Uwe Frankenberger: Eine unendliche Geschichte – CDU verbreitet weiterhin das Märchen vom Weiterbau der A 49

Der verkehrspolitische Sprecher der SPD-Landtagsfraktion Uwe Frankenberger hat die CDU für die Untätigkeit beim Weiterbau der A 49 scharf kritisiert. „Mit Interesse verfolgen wir, dass die CDU heute wieder das Märchen vom Weiterbau der A 49 erzählt. Dieses Märchen haben wir schon in unzähligen Auflagen gehört. Die CDU regiert seit 1999 und seitdem ist beim Weiterbau wenig bis gar nichts passiert. Das Versprechen von Roland Koch und der CDU, dass nach einem Wahlsieg der CDU 1999 die Bagger rollen, ist seit langem gebrochen“, sagte der SPD-Politiker am Mittwoch in Wiesbaden.

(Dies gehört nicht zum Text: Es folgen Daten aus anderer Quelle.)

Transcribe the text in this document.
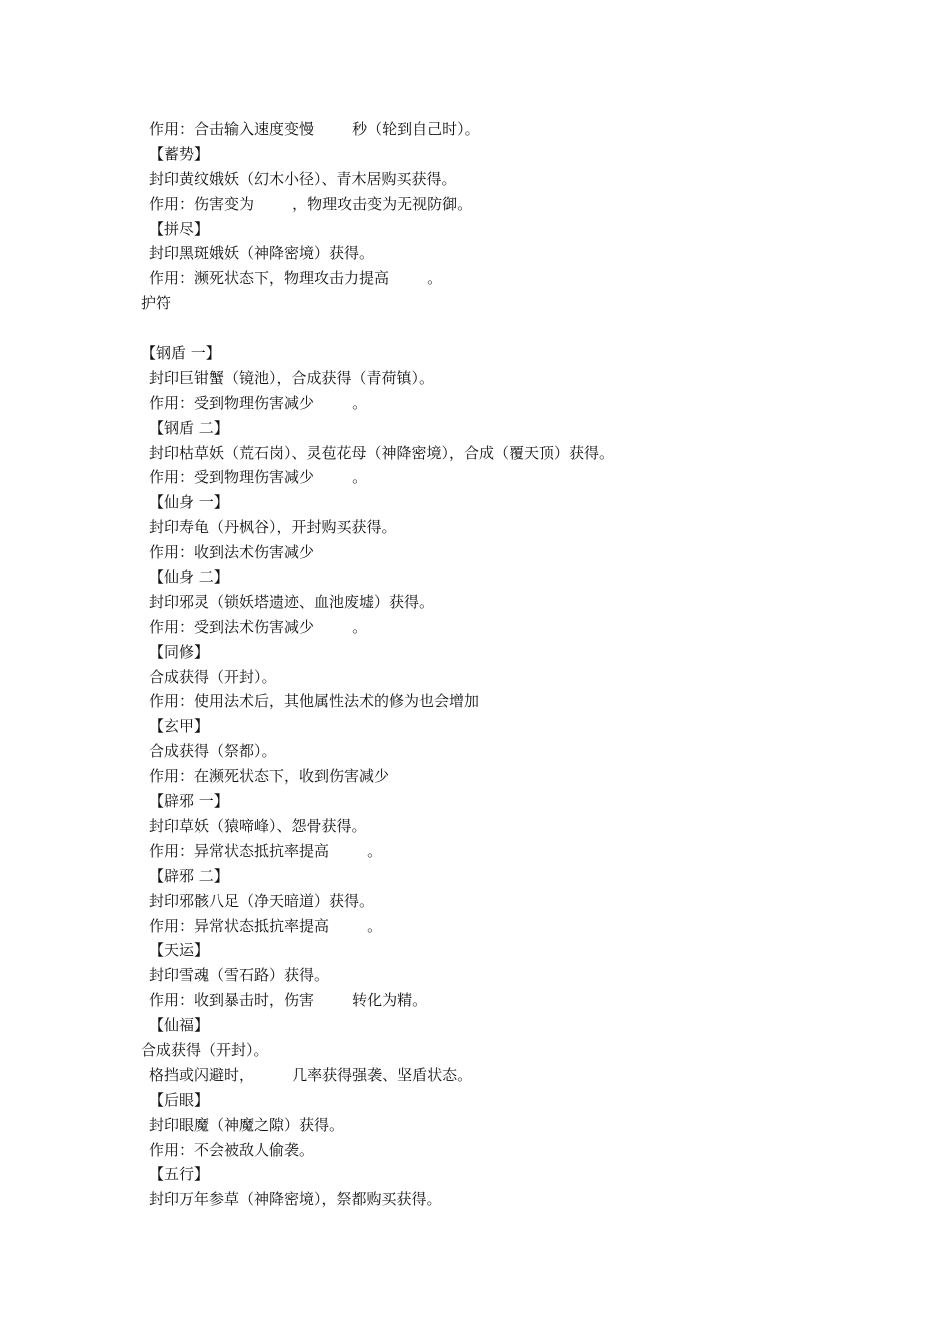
作用：合击输入速度变慢        秒（轮到自己时）。
【蓄势】
封印黄纹娥妖（幻木小径）、青木居购买获得。
作用：伤害变为        ，物理攻击变为无视防御。
【拼尽】
封印黑斑娥妖（神降密境）获得。
作用：濒死状态下，物理攻击力提高        。
护符
【钢盾 一】
封印巨钳蟹（镜池），合成获得（青荷镇）。
作用：受到物理伤害减少        。
【钢盾 二】
封印枯草妖（荒石岗）、灵苞花母（神降密境），合成（覆天顶）获得。
作用：受到物理伤害减少        。
【仙身 一】
封印寿龟（丹枫谷），开封购买获得。
作用：收到法术伤害减少
【仙身 二】
封印邪灵（锁妖塔遗迹、血池废墟）获得。
作用：受到法术伤害减少        。
【同修】
合成获得（开封）。
作用：使用法术后，其他属性法术的修为也会增加
【玄甲】
合成获得（祭都）。
作用：在濒死状态下，收到伤害减少
【辟邪 一】
封印草妖（猿啼峰）、怨骨获得。
作用：异常状态抵抗率提高        。
【辟邪 二】
封印邪骸八足（净天暗道）获得。
作用：异常状态抵抗率提高        。
【天运】
封印雪魂（雪石路）获得。
作用：收到暴击时，伤害        转化为精。
【仙福】
合成获得（开封）。
格挡或闪避时，        几率获得强袭、坚盾状态。
【后眼】
封印眼魔（神魔之隙）获得。
作用：不会被敌人偷袭。
【五行】
封印万年参草（神降密境），祭都购买获得。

Frankenberger erinnerte an die ernüchternde Situation: Der Bau des ersten Abschnitts der A 49 habe in den sechziger Jahren von Kassel Richtung Süden begonnen. Der letzte Abschnitt, der Teil von Borken nach Bischhausen mit einer Länge von 8,3 Kilometern sei vor 20 Jahren im Jahr 1994 freigegeben worden. Fast 16 Jahre nach dem gegebenen Versprechen von Roland Koch sei auf der Homepage von Hessen-Mobil nachzulesen, dass zudem ein Tunneldurchschlag durchgeführt, ein Spatenstich für eine Brücke vorgenommen und eine Baumaßnahme für die Verlegung einer Straße begonnen worden sei. Mehr sei unter der CDU-geführten Landesregierung in den letzten Jahren nicht unternommen worden.

„Wir freuen uns sehr darüber, dass wir die FDP beim Weiterbau der A 49 an unserer Seite haben. Aber auch die FDP muss ihren Teil der Verantwortung für diese magere Bilanz der letzten 16 Jahre bei der A 49 übernehmen“, so Frankenberger. Die Grünen scheinen ihre Meinung zum Weiterbau der A49 geändert zu haben. Waren die Grünen vor der Wahl noch der Meinung, dass die Autobahn für die Region schädlich sei, so sind sie jetzt, so stehe es in einem gemeinsamen Antrag von Schwarz-Grün, der Ansicht, dass der Bau von regionaler und überregionaler Bedeutung sei.

„Die Koalition muss sich aber schon fragen lassen, wie ein Verkehrsminister der von der Partei gestellt wird, die den Weiterbau der A 49 noch gestern für schädlich gehalten hat, nun mit Nachdruck, Überzeugungskraft und großem Engagement in Berlin für den Weiterbau der A 49 und für das notwendige Geld einsetzen soll. Alle Zeichen deuten vielmehr darauf hin, dass die A 49 insgeheim durch die CDU aufgeben wurde, da der grüne Verkehrsminister mit wenig Tempo und halber Kraft den Weiterbau in Berlin vertritt. In dieser Auffassung sehen wir uns auch durch den Auftritt des Staatsministers beim Arbeitskreis für Kommunal- und Wirtschaftsfragen in Marburg bestätigt, bei dem Minister Al-Wazir wenig Engagement für die A 49 attestiert wurde“, sagte der Verkehrsexperte.